Star Wars – Ahsoka : La critique de la saison 1
STAR WARS – AHSOKA
Plateforme de diffusion : Disney+
Créateurs : Dave Filoni
Scénaristes : Dave Filoni
Musique : Kevin Kiren
Interprètes : Rosario Dawson ; Natasha Liu Bordizzo ; Mary Elizabeth Bordizzo ; Ray Stevenson ; Ivanna Sakhno ; Diana Lee Inosanto ; David Tennant
LA CRITIQUE
Il est temps de revenir sur cette première saison – et unique ? – d’Ahsoka. Attendu par beaucoup comme la confirmation que Dave Filoni pouvait faire basculer l’Univers Star Wars 2.0, aux grandes oreilles, dans les standards qu’on est en droit d’attendre du leader mondial de la production cinématographique.

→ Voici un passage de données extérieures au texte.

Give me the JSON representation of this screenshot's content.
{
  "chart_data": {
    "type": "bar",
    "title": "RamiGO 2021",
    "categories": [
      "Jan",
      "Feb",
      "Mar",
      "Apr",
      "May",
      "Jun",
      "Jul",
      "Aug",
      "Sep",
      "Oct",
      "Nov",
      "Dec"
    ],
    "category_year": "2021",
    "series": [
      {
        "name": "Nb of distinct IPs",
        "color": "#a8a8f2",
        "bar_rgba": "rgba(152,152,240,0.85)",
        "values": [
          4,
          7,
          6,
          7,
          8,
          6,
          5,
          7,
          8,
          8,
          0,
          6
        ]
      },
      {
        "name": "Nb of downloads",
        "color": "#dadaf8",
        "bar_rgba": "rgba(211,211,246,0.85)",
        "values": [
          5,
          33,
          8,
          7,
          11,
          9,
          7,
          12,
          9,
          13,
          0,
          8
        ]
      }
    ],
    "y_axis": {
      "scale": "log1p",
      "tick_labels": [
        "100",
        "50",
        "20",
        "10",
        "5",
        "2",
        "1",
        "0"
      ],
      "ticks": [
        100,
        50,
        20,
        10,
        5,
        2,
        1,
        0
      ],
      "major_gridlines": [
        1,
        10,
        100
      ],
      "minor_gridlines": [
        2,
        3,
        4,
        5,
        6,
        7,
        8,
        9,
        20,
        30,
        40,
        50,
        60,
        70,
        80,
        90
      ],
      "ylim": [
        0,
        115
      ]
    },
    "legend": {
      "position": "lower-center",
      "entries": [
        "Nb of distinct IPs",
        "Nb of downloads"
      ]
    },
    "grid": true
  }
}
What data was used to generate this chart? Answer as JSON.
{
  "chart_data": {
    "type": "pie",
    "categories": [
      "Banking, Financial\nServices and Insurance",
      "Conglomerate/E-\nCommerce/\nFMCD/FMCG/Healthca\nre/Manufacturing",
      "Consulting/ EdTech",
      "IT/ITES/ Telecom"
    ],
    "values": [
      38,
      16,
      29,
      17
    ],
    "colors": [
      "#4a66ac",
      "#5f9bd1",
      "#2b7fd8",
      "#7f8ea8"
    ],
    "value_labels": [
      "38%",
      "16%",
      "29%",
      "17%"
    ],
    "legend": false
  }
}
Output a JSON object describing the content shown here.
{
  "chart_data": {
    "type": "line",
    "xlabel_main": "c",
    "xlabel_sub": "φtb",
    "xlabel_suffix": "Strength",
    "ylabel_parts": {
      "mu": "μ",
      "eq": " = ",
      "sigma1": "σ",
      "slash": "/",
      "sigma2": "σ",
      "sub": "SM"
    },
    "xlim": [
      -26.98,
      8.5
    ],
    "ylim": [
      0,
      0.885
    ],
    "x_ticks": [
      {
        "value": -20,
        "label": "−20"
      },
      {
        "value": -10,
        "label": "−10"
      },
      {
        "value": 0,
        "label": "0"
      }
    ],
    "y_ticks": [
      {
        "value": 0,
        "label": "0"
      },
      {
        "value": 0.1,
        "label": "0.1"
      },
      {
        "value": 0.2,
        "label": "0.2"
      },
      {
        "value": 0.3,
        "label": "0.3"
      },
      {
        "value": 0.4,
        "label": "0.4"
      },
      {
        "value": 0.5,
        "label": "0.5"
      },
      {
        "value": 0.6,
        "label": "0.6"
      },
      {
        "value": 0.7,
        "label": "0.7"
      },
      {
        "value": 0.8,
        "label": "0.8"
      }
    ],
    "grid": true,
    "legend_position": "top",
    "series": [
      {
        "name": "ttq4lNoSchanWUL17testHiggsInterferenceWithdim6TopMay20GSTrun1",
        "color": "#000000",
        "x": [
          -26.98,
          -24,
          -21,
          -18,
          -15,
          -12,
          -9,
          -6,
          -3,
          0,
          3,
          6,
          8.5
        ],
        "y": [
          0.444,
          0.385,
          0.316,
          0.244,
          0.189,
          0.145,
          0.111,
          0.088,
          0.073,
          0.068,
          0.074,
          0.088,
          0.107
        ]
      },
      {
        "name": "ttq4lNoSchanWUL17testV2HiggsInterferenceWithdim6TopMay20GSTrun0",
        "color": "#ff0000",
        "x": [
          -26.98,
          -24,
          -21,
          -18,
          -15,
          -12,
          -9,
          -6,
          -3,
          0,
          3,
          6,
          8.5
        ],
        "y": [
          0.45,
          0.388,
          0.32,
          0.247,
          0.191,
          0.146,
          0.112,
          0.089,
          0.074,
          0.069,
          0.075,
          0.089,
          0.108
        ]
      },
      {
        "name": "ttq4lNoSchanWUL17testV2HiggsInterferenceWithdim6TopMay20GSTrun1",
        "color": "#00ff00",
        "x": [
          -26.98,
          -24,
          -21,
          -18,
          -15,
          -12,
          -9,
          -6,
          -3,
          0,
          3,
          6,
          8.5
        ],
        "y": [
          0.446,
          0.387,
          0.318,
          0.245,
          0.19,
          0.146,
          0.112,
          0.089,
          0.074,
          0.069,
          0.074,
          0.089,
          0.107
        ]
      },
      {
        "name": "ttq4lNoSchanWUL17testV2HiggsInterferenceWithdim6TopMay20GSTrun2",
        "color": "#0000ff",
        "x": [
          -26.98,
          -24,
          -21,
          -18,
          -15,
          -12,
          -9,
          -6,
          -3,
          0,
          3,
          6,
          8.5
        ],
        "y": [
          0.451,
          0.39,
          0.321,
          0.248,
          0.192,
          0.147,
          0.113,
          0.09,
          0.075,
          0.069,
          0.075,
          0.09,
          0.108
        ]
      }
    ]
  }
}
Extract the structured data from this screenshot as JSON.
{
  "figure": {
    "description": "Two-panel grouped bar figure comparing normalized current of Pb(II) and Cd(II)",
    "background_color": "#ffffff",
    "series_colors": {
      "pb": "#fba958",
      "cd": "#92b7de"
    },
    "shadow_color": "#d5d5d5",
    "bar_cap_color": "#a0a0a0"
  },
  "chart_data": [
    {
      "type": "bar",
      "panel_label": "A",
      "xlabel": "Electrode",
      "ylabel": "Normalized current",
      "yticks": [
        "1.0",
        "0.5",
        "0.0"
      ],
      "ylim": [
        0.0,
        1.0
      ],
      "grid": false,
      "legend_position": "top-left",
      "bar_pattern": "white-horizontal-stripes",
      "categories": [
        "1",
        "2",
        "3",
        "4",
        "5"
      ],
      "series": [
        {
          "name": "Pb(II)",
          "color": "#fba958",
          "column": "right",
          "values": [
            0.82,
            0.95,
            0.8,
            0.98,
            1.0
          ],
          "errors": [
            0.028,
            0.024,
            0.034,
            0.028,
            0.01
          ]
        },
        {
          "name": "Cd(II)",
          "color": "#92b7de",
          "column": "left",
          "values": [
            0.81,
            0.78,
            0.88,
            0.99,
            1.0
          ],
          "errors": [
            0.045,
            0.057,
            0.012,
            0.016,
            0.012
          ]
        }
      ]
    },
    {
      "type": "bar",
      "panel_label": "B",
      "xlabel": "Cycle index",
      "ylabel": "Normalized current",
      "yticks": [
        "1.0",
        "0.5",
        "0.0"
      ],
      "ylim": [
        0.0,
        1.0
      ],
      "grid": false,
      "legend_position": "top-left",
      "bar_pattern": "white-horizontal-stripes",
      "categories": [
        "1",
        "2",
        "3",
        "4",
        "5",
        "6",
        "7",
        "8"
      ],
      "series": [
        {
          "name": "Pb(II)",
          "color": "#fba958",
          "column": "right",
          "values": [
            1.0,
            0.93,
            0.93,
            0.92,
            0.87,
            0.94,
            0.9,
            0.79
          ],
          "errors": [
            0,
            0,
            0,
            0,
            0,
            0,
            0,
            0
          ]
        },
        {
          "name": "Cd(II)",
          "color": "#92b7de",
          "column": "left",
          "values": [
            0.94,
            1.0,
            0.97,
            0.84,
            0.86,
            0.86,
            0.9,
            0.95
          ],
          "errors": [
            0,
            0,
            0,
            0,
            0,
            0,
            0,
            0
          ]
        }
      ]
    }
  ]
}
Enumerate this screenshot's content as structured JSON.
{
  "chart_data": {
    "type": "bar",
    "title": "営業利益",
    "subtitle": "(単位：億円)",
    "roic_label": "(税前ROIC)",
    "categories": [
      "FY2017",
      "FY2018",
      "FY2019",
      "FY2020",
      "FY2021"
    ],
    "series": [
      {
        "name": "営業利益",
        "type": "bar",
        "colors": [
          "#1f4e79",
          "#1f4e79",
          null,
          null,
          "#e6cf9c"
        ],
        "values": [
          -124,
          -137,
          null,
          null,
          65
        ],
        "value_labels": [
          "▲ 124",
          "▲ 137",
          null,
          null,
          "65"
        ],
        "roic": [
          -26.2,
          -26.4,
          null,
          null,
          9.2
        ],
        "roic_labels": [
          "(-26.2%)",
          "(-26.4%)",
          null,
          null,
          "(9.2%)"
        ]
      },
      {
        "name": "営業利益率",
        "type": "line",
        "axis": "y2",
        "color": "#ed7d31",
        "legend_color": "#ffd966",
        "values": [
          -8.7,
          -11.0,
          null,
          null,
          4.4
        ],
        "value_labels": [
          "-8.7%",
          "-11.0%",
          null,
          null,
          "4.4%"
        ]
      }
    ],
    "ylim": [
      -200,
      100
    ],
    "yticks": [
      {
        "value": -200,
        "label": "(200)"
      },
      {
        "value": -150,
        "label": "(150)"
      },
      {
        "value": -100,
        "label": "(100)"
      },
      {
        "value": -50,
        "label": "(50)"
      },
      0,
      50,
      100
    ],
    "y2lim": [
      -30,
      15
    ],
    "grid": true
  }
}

Parce qu’ici, tous les feux étaient aux vert : ce bon vieux Dave à la réalisation et en tant que Showrunner, du budget et un personnage emblématique connu et aimé de tous les adorateurs de SW. Ahsoka a-t-elle tenue son rang ?
Ambition retrouvée
Débutons par l’évidence, avec Ahsoka on a retrouvé Star Wars. Tant par l’ambition des décors, des costumes et des effets spéciaux, Disney a mis les petits plats dans les grands pour le bonheur des mirettes de tous. Mais au-delà de l’argent visible à l’écran, il s’agit des choix de direction artistique qu’il faut saluer.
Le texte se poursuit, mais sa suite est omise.